Die israelische Aktion erfolgte, während eine syrische Delegation in Paris unter der Schirmherrschaft der Vereinigten Staaten mit israelischen Vertretern eine neue Verhandlungsrunde führte, wie die syrische staatliche Nachrichtenagentur SANA meldete. Die Gespräche, die am Montag begannen, sollten voraussichtlich am Dienstag abgeschlossen werden.
SANA zitierte am Montag eine Regierungsquelle mit der Aussage, dass die Wiederaufnahme der Verhandlungen Syriens feste Entschlossenheit zur Rückforderung seiner "unverhandelbaren nationalen Rechte" demonstriere. Die spezifischen Rechte wurden in dem Bericht nicht näher erläutert.
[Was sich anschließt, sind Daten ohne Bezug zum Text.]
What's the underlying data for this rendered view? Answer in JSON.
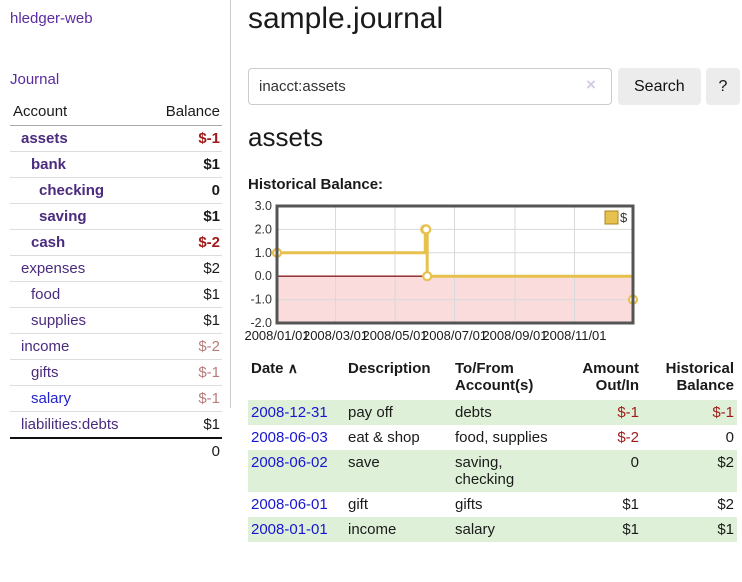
{
  "sidebar": {
    "brand": "hledger-web",
    "nav_journal": "Journal",
    "headers": {
      "account": "Account",
      "balance": "Balance"
    },
    "accounts": [
      {
        "name": "assets",
        "depth": 1,
        "bold": true,
        "name_color": "#4a2b7e",
        "balance": "$-1",
        "balance_color": "#9e1a1a"
      },
      {
        "name": "bank",
        "depth": 2,
        "bold": true,
        "name_color": "#4a2b7e",
        "balance": "$1",
        "balance_color": "#1a1a1a"
      },
      {
        "name": "checking",
        "depth": 3,
        "bold": true,
        "name_color": "#4a2b7e",
        "balance": "0",
        "balance_color": "#1a1a1a"
      },
      {
        "name": "saving",
        "depth": 3,
        "bold": true,
        "name_color": "#4a2b7e",
        "balance": "$1",
        "balance_color": "#1a1a1a"
      },
      {
        "name": "cash",
        "depth": 2,
        "bold": true,
        "name_color": "#4a2b7e",
        "balance": "$-2",
        "balance_color": "#9e1a1a"
      },
      {
        "name": "expenses",
        "depth": 1,
        "bold": false,
        "name_color": "#4a2b7e",
        "balance": "$2",
        "balance_color": "#1a1a1a"
      },
      {
        "name": "food",
        "depth": 2,
        "bold": false,
        "name_color": "#4a2b7e",
        "balance": "$1",
        "balance_color": "#1a1a1a"
      },
      {
        "name": "supplies",
        "depth": 2,
        "bold": false,
        "name_color": "#4a2b7e",
        "balance": "$1",
        "balance_color": "#1a1a1a"
      },
      {
        "name": "income",
        "depth": 1,
        "bold": false,
        "name_color": "#4a2b7e",
        "balance": "$-2",
        "balance_color": "#b97c7c"
      },
      {
        "name": "gifts",
        "depth": 2,
        "bold": false,
        "name_color": "#4a2b7e",
        "balance": "$-1",
        "balance_color": "#b97c7c"
      },
      {
        "name": "salary",
        "depth": 2,
        "bold": false,
        "name_color": "#2222cc",
        "balance": "$-1",
        "balance_color": "#b97c7c"
      },
      {
        "name": "liabilities:debts",
        "depth": 1,
        "bold": false,
        "name_color": "#4a2b7e",
        "balance": "$1",
        "balance_color": "#1a1a1a"
      }
    ],
    "total": "0"
  },
  "header": {
    "title": "sample.journal"
  },
  "search": {
    "value": "inacct:assets",
    "clear_icon": "×",
    "button_label": "Search",
    "help_label": "?"
  },
  "main": {
    "account_heading": "assets",
    "chart_label": "Historical Balance:"
  },
  "chart_data": {
    "type": "line",
    "step": true,
    "title": "Historical Balance",
    "series": [
      {
        "name": "$",
        "points": [
          [
            "2008-01-01",
            1
          ],
          [
            "2008-06-01",
            2
          ],
          [
            "2008-06-02",
            2
          ],
          [
            "2008-06-03",
            0
          ],
          [
            "2008-12-31",
            -1
          ]
        ]
      }
    ],
    "x_range": [
      "2008-01-01",
      "2008-12-31"
    ],
    "x_ticks": [
      "2008/01/01",
      "2008/03/01",
      "2008/05/01",
      "2008/07/01",
      "2008/09/01",
      "2008/11/01"
    ],
    "y_ticks": [
      "3.0",
      "2.0",
      "1.0",
      "0.0",
      "-1.0",
      "-2.0"
    ],
    "ylim": [
      -2,
      3
    ],
    "grid": true,
    "legend": {
      "label": "$",
      "position": "top-right"
    },
    "colors": {
      "line": "#e7c14e",
      "marker_fill": "#ffffff",
      "legend_border": "#a9861f",
      "negative_region": "#fadcdc",
      "zero_line": "#871f1f",
      "grid": "#d9d9d9",
      "border": "#555555",
      "tick_text": "#333333"
    }
  },
  "transactions": {
    "headers": {
      "date": "Date",
      "sort_icon": "∧",
      "description": "Description",
      "accounts": "To/From Account(s)",
      "amount": "Amount Out/In",
      "balance": "Historical Balance"
    },
    "rows": [
      {
        "date": "2008-12-31",
        "description": "pay off",
        "accounts": "debts",
        "amount": "$-1",
        "amount_color": "#9e1a1a",
        "balance": "$-1",
        "balance_color": "#9e1a1a"
      },
      {
        "date": "2008-06-03",
        "description": "eat & shop",
        "accounts": "food, supplies",
        "amount": "$-2",
        "amount_color": "#9e1a1a",
        "balance": "0",
        "balance_color": "#1a1a1a"
      },
      {
        "date": "2008-06-02",
        "description": "save",
        "accounts": "saving, checking",
        "amount": "0",
        "amount_color": "#1a1a1a",
        "balance": "$2",
        "balance_color": "#1a1a1a"
      },
      {
        "date": "2008-06-01",
        "description": "gift",
        "accounts": "gifts",
        "amount": "$1",
        "amount_color": "#1a1a1a",
        "balance": "$2",
        "balance_color": "#1a1a1a"
      },
      {
        "date": "2008-01-01",
        "description": "income",
        "accounts": "salary",
        "amount": "$1",
        "amount_color": "#1a1a1a",
        "balance": "$1",
        "balance_color": "#1a1a1a"
      }
    ]
  },
  "colors": {
    "row_stripe_green": "#dff0d8",
    "date_link_blue": "#1616d1",
    "nav_purple": "#5a2ca0",
    "account_purple": "#4a2b7e",
    "negative_strong": "#9e1a1a",
    "negative_soft": "#b97c7c"
  }
}
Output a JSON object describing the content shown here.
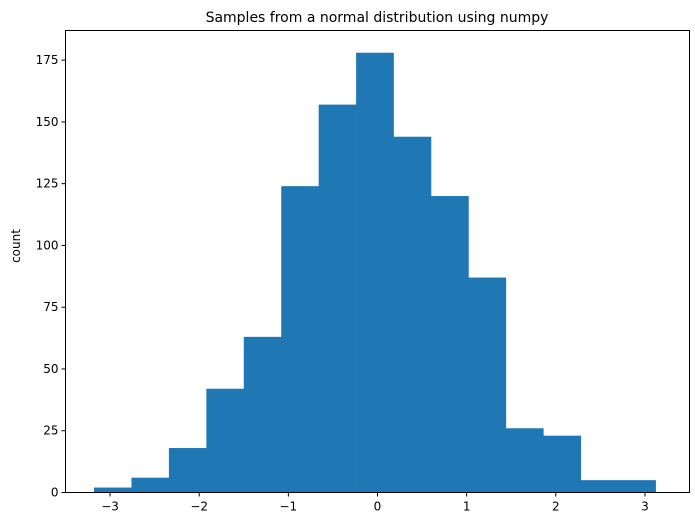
{
  "chart_data": {
    "type": "bar",
    "title": "Samples from a normal distribution using numpy",
    "xlabel": "",
    "ylabel": "count",
    "bin_edges": [
      -3.18,
      -2.76,
      -2.34,
      -1.92,
      -1.5,
      -1.08,
      -0.66,
      -0.24,
      0.18,
      0.6,
      1.02,
      1.44,
      1.86,
      2.28,
      2.7,
      3.12
    ],
    "values": [
      2,
      6,
      18,
      42,
      63,
      124,
      157,
      178,
      144,
      120,
      87,
      26,
      23,
      5,
      5
    ],
    "xlim": [
      -3.5,
      3.5
    ],
    "ylim": [
      0,
      187
    ],
    "xticks": [
      -3,
      -2,
      -1,
      0,
      1,
      2,
      3
    ],
    "xtick_labels": [
      "−3",
      "−2",
      "−1",
      "0",
      "1",
      "2",
      "3"
    ],
    "yticks": [
      0,
      25,
      50,
      75,
      100,
      125,
      150,
      175
    ],
    "ytick_labels": [
      "0",
      "25",
      "50",
      "75",
      "100",
      "125",
      "150",
      "175"
    ],
    "bar_color": "#1f77b4",
    "grid": false,
    "legend": "none"
  }
}
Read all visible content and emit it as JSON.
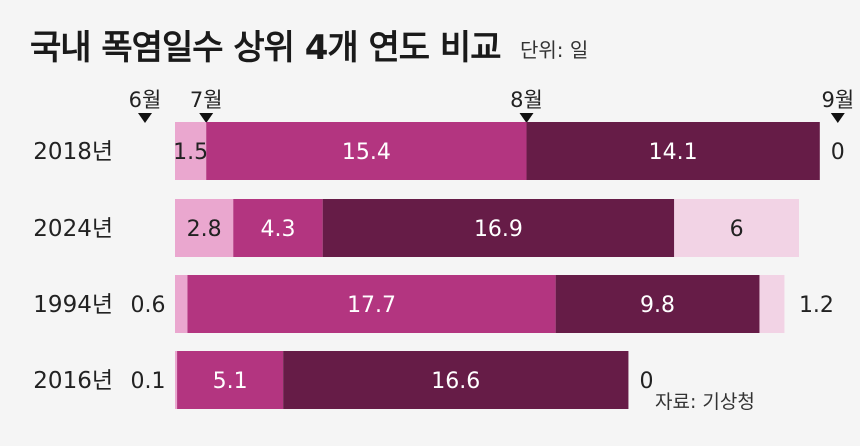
{
  "title": "국내 폭염일수 상위 4개 연도 비교",
  "unit": "단위: 일",
  "source": "자료: 기상청",
  "chart_data": {
    "type": "bar",
    "orientation": "horizontal",
    "stacked": true,
    "title": "국내 폭염일수 상위 4개 연도 비교",
    "unit": "단위: 일",
    "categories": [
      "2018년",
      "2024년",
      "1994년",
      "2016년"
    ],
    "months": [
      "6월",
      "7월",
      "8월",
      "9월"
    ],
    "series": [
      {
        "name": "6월",
        "color": "#eaa7cf",
        "values": [
          1.5,
          2.8,
          0.6,
          0.1
        ]
      },
      {
        "name": "7월",
        "color": "#b33580",
        "values": [
          15.4,
          4.3,
          17.7,
          5.1
        ]
      },
      {
        "name": "8월",
        "color": "#661c47",
        "values": [
          14.1,
          16.9,
          9.8,
          16.6
        ]
      },
      {
        "name": "9월",
        "color": "#f2d3e5",
        "values": [
          0,
          6,
          1.2,
          0
        ]
      }
    ]
  }
}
Seit dem Niedergang der Regierung von Baschar al-Assad hat Israel seine Präsenz über die Golanhöhen hinaus ausgedehnt, ein Gebiet, das es Syrien im Sechs-Tage-Krieg von 1967 entrissen und später annektiert hat, ein Schritt, der von der Mehrheit der internationalen Gemeinschaft nicht anerkannt wird. Israel hat auch häufige Razzien und Bombardierungen im Süden Syriens durchgeführt und dabei Sicherheitsbedenken im Zusammenhang mit der Anwesenheit iranisch unterstützter Milizen und anderer Gruppen, die es als feindlich betrachtet, angeführt.
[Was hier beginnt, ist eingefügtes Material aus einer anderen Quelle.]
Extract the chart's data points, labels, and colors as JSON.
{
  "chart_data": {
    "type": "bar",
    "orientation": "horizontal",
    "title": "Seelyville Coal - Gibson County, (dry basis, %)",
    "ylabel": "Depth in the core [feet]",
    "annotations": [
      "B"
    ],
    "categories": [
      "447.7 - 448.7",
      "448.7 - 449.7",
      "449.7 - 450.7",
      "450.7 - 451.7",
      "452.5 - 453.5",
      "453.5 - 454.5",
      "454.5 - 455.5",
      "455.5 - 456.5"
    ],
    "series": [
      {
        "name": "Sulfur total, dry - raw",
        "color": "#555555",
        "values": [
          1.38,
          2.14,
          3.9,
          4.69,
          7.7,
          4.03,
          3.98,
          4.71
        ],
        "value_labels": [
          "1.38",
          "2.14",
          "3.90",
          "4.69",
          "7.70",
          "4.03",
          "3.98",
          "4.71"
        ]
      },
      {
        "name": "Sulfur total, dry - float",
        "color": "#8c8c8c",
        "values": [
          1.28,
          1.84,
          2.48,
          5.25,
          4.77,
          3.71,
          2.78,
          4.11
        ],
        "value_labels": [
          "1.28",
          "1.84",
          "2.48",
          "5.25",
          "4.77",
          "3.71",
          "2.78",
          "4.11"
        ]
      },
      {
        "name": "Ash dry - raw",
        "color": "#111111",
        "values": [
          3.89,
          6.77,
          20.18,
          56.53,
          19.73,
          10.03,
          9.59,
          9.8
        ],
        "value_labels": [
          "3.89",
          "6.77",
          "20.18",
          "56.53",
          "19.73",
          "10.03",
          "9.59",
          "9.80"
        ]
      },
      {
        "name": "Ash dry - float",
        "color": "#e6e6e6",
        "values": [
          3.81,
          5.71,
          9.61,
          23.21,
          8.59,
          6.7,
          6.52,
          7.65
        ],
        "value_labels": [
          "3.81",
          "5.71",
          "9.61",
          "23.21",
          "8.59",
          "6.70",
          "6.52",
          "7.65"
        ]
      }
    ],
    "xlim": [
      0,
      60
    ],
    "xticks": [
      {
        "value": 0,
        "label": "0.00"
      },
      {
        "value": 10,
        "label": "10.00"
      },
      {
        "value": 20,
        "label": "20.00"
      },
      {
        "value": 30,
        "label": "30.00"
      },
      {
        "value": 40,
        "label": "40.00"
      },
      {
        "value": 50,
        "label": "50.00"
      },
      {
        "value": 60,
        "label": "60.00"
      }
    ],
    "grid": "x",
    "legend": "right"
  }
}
Die Region Quneitra ist von großer strategischer Bedeutung, da sie an die Golanhöhen grenzt und als Pufferzone zwischen Syrien und Israel dient. Die Beobachtertruppe der Vereinten Nationen für die Truppenentflechtung (UNDOF) ist seit 1974 in dem Gebiet präsent und hat die Aufgabe, das Waffenstillstandsabkommen zwischen den beiden Ländern zu überwachen. Der anhaltende syrische Bürgerkrieg und die verstärkte Beteiligung verschiedener regionaler und internationaler Akteure haben die Situation jedoch verkompliziert und zu häufigen Verstößen gegen den Waffenstillstand geführt.
Israel betrachtet seine Aktionen in Syrien als notwendig, um die Verfestigung des iranischen Einflusses zu verhindern und den Transfer von hochentwickelten Waffen an die Hisbollah, die libanesische schiitische politische Partei und militante Gruppe, zu unterbinden. Syrien und seine Verbündeten, darunter der Iran, verurteilen Israels militärische Aktivitäten als Verletzungen der syrischen Souveränität und des Völkerrechts.
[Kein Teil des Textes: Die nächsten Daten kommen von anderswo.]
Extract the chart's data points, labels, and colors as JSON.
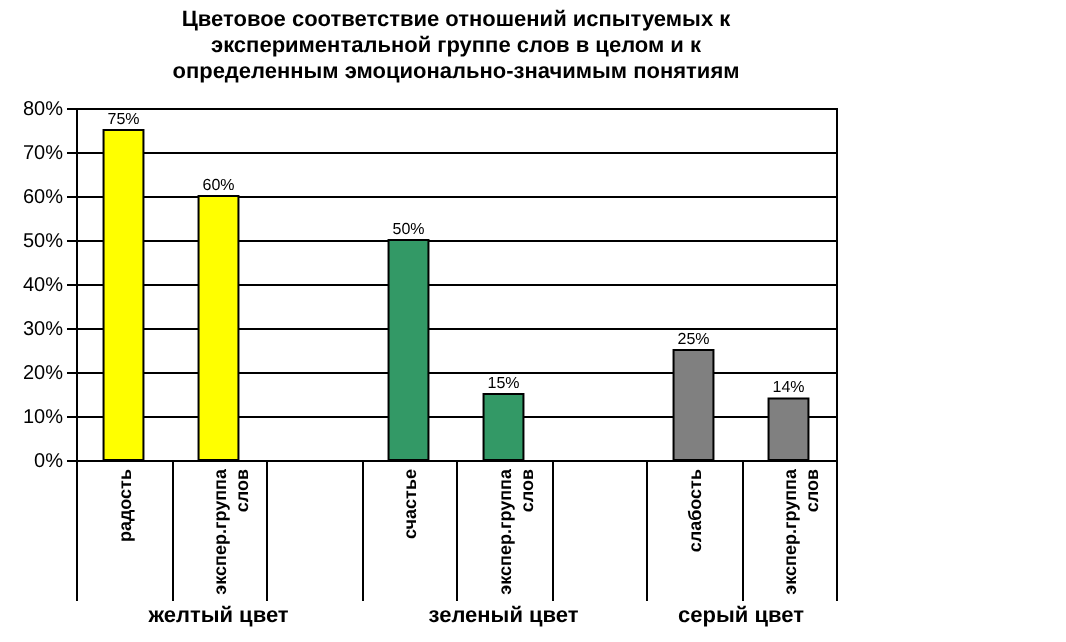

Die Vereinten Nationen haben wiederholt zur Deeskalation und zur Achtung der territorialen Integrität Syriens aufgerufen. Die internationale Gemeinschaft ist in Bezug auf den Syrienkonflikt weiterhin gespalten, wobei verschiedene Länder unterschiedliche Seiten in dem Konflikt unterstützen. Die laufenden Verhandlungen in Paris stellen einen potenziellen Weg für den Dialog dar, aber es bestehen weiterhin erhebliche Hindernisse, um eine dauerhafte Lösung für die komplexen Probleme zu erreichen, um die es geht. Der Ausgang der Gespräche und die Zukunft der israelischen Militäraktivitäten im Süden Syriens bleiben ungewiss.